Christian Parenti ’87

Since graduation from Buxton in 1987 Christian has been studying, writing and traveling the globe bringing attention to the issues of climate change and its relationship to political violence and economic development around the world.

After he received his PhD from the London School of Economics he left academia for 10 years to become a full time foreign correspondent. He reported from Afghanistan, Iraq, various parts of Africa, Asia and Latin America for The Nation, Fortune, The London Review of Books and The New York Times and he has written many books.

His fourth coming book, “The Means Proper” Alexander Hamilton on The State and Capitalism will be published next fall.

In an email he told us this:

The new book uses Hamilton’s experience as a soldier and statesman to explore some of the central questions in state theory and economic history: namely how does industrialization actually occur and what role does government actually play in the process. I think this question, which at first seems rather academic, has important implications for today. The crisis of climate change is forcing the world, including the USA, to transition off fossil fuels on to an energy economy based on renewables. This “greening” of the economy is essentially a project of re-industrialization. Therefore it would be good for us to recall the central role that government played in our original industrialization.

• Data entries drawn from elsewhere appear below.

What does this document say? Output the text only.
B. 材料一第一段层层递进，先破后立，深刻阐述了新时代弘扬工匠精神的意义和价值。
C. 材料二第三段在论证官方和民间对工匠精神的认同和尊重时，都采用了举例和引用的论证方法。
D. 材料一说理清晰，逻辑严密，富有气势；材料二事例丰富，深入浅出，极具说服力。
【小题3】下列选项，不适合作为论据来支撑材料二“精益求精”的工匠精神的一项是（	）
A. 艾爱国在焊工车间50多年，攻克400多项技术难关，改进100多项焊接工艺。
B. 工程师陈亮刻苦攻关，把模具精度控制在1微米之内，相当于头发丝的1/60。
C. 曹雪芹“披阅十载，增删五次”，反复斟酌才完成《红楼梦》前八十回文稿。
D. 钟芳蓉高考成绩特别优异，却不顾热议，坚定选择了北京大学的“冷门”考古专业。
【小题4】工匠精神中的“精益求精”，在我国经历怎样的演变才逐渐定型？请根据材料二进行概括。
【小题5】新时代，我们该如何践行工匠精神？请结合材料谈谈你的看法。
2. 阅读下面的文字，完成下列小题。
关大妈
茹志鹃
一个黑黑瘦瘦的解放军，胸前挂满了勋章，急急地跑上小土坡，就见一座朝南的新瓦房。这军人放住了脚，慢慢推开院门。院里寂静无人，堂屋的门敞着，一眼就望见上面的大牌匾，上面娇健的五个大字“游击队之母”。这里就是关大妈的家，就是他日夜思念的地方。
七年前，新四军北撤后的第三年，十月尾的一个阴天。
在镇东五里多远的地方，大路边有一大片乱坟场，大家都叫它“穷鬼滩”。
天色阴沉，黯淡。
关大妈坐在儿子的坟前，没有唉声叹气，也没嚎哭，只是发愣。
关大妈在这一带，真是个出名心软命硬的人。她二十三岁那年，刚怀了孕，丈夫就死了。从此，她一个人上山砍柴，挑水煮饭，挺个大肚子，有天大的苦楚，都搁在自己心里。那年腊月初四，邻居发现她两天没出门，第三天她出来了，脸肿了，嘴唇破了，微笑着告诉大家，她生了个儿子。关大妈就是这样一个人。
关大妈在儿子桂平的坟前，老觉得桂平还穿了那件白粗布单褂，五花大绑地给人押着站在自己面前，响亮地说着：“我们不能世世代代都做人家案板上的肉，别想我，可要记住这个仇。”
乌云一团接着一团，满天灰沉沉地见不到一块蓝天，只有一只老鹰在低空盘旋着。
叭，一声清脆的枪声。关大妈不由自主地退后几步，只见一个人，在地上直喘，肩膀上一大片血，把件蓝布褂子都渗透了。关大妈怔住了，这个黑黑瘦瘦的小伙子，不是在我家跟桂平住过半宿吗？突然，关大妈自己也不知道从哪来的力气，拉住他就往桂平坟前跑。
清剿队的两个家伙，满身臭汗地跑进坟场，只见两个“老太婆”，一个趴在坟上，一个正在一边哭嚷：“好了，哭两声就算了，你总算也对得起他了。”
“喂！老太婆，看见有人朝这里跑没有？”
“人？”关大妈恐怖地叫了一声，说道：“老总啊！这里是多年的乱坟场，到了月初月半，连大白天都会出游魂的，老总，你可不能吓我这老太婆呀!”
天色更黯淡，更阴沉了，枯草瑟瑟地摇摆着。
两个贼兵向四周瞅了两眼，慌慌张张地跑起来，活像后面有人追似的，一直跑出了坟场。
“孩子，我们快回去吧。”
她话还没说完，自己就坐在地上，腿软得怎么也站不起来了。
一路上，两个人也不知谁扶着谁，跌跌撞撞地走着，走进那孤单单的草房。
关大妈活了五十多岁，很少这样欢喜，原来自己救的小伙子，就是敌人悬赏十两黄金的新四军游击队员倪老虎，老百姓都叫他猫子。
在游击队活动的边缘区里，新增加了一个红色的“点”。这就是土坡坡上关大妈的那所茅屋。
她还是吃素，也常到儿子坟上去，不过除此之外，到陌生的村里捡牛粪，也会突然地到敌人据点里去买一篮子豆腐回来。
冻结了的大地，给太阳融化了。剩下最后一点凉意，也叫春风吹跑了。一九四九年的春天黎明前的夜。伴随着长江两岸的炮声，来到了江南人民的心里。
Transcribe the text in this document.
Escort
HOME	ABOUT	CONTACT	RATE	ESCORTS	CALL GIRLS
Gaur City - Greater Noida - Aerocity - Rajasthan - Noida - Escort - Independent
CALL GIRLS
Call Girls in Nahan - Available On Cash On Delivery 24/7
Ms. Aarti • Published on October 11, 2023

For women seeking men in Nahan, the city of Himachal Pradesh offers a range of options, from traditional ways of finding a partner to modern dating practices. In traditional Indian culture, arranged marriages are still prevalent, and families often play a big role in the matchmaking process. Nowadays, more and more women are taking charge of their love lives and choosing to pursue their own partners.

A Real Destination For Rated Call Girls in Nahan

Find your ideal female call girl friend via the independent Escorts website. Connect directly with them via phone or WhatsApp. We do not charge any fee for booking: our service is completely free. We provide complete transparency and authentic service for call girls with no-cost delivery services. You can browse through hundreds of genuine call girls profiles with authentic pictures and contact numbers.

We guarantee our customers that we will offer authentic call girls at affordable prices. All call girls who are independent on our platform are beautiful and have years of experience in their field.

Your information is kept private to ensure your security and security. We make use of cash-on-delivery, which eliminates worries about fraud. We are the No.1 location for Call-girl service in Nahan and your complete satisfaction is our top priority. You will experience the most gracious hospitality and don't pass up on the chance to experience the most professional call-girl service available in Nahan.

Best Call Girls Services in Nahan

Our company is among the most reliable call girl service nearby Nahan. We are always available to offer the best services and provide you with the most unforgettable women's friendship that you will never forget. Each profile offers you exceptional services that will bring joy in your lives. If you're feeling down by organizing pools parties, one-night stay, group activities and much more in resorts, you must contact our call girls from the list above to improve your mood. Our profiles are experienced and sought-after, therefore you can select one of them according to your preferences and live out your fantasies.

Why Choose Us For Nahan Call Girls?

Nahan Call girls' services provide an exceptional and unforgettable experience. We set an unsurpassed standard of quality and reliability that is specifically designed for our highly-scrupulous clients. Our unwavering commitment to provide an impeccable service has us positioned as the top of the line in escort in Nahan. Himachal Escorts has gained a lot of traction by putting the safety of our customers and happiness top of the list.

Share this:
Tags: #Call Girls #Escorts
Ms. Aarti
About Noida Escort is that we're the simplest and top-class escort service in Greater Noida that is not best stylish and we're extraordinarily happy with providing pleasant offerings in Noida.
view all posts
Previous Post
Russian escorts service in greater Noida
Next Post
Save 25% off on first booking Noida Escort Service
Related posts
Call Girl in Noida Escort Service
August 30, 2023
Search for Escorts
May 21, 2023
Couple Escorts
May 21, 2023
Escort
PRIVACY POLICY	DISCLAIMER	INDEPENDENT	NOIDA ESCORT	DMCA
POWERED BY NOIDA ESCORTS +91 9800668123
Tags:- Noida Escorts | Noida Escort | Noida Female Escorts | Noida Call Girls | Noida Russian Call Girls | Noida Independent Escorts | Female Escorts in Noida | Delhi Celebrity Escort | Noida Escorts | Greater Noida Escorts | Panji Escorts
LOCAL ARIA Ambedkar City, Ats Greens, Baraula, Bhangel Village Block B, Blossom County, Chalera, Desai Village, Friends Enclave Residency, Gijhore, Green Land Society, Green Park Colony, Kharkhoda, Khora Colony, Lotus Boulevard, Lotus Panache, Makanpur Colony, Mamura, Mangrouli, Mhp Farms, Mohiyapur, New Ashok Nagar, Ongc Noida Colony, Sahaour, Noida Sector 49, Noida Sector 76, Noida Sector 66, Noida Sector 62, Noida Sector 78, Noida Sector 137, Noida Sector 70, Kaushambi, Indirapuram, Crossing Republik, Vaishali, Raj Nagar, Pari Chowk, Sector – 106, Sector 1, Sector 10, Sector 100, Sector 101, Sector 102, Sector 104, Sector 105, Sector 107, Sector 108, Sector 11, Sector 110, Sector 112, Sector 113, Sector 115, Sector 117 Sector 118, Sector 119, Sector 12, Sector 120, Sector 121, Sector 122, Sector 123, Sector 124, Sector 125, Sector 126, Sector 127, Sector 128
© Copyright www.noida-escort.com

More specifically to Hamilton, we are in the midst of a Hamiltonian moment thanks to a big biography and then a musical. But there is a glaring omission in all this: Hamilton’s political economic magnum opus, his “1791 Report on The Subject of Manufactures”, is almost totally ignored by the economists, historians, development specialists, biographers, most social scientists, and to some extent, even playwrights. The Report’s opening paragraphs smash holes in Adam Smith’s core argument about the supposedly self-regulating market. Hamilton advocated for an economically active form of government, he supported economic planning and even some forms of public ownership.

 Christian is Associate Professor of Economics at John Jay College, CUNY, in NYC.